Weiczorek laughed again.

“About a week ago, the Nine-Oh found three Puerto Ricans beat up pretty bad and stuffed into an empty trash bin. Nobody died and the PRs ain’t talking, so we really don’t
know what happened. At first, we thought it was some sort of turf thing with the gangs—who cares about them beatin’ each other up, right?”

Decker nodded.

Weiczorek went on, “Except one of the cops duly noted that the PRs had been shitcanned in the Jewish section of Williamsburg right next to one of their all-boys high schools. Course no one will say nuttin’—you question the rabbis and all of a sudden they only speak Yiddish. Been living in this country for all of their lives, and they only speak Yiddish.”

“Weird,” Decker said.

“Glad to hear you say that,” Weiczorek said. “I think it’s weird, but what do I know? You hear them in their schools, teaching the first-graders ‘
Das es ein A. Das es ein B
.’” He shook his head. “Wanna know my opinion, I think those Puerto Rican scumbags were up to no good and the Jew boys
chaptzummed
’em.”

Weiczorek ruminated on his theory for a moment. “I say more power to them. They want a safe neighborhood, they’re not afraid to fight for it.”

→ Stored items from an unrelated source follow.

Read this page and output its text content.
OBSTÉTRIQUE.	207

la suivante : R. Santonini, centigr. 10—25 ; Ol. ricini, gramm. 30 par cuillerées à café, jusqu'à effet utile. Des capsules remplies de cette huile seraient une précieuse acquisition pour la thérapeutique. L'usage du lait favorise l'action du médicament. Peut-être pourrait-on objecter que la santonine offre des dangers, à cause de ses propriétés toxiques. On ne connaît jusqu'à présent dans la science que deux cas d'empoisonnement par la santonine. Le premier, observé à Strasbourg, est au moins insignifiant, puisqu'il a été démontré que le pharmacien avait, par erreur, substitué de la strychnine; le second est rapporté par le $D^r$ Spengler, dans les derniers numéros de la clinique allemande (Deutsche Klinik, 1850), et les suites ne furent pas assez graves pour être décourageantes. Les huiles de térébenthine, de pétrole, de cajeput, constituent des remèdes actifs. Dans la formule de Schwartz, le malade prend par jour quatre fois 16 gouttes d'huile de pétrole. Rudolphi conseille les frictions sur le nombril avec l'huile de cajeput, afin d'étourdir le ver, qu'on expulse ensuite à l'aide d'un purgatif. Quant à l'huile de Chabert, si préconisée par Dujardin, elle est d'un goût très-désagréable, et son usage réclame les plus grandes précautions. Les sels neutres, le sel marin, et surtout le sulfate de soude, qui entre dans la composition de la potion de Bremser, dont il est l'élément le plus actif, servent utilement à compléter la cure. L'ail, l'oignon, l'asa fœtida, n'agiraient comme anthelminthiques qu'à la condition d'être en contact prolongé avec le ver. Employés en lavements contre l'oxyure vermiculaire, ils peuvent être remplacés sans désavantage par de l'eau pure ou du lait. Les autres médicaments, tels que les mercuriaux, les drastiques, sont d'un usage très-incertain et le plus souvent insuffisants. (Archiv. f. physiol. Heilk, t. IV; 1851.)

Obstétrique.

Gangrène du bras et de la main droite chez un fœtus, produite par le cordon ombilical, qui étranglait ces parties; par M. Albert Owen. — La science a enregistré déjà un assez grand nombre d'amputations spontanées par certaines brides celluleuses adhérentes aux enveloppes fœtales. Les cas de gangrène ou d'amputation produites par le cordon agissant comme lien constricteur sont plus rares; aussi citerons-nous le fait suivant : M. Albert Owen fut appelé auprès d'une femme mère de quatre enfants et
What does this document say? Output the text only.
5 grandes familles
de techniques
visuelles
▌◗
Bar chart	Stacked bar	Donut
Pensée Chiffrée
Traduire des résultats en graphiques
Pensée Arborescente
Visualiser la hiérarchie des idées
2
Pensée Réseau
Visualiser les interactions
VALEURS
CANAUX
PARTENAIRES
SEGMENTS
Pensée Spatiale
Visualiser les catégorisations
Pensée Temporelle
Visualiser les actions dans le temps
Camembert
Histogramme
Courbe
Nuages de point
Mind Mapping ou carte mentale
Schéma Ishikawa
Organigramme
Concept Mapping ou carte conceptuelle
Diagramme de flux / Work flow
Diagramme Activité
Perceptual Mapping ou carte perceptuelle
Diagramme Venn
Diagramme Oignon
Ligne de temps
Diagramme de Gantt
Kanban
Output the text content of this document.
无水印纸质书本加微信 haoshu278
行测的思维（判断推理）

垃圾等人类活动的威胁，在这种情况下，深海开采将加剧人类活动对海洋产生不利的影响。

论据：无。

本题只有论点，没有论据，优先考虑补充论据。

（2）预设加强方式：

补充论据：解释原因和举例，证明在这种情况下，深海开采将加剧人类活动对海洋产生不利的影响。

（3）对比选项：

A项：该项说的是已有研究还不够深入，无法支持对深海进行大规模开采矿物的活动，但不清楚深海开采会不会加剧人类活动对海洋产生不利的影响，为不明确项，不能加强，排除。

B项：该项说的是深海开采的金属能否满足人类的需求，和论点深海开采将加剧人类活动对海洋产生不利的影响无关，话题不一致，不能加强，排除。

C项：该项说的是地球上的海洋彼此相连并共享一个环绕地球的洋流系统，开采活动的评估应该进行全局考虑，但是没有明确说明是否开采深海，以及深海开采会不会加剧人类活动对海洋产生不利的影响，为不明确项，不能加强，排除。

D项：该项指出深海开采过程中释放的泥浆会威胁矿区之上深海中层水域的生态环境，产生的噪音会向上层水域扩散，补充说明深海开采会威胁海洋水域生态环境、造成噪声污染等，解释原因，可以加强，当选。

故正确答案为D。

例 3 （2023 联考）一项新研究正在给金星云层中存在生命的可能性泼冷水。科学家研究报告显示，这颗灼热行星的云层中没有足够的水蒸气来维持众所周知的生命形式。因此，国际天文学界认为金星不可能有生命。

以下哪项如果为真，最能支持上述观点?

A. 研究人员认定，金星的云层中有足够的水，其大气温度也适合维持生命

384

“They take care of their own,” Decker said.

“Exactly,”
Weiczorek said. “Gotta take care of your own. That’s the trouble with America today. Everybody’s only looking out for themselves.” He scratched his head again. “Sorry we couldn’t give you good news. I’ve got the family’s number; I’ll personally keep my eyes open. Maybe something’ll turn up. Usually, the kid comes home after a few days. Course, that doesn’t make the waiting any easier.”

Decker felt sick. The prospect of facing the family was wearing him down like sand in a motor. And he knew that there was going to be a big scene at the suggestion of putting some new blood on the case.

Stubborn as a constipated mule
.

Not the type of people to let go easily.

“Let me ask you this,” Decker said. “Think he might have holed up in Prospect Park?”

“Not likely,” Weiczorek said. “Being a native, he’d know better. Besides, it’s cold outside.”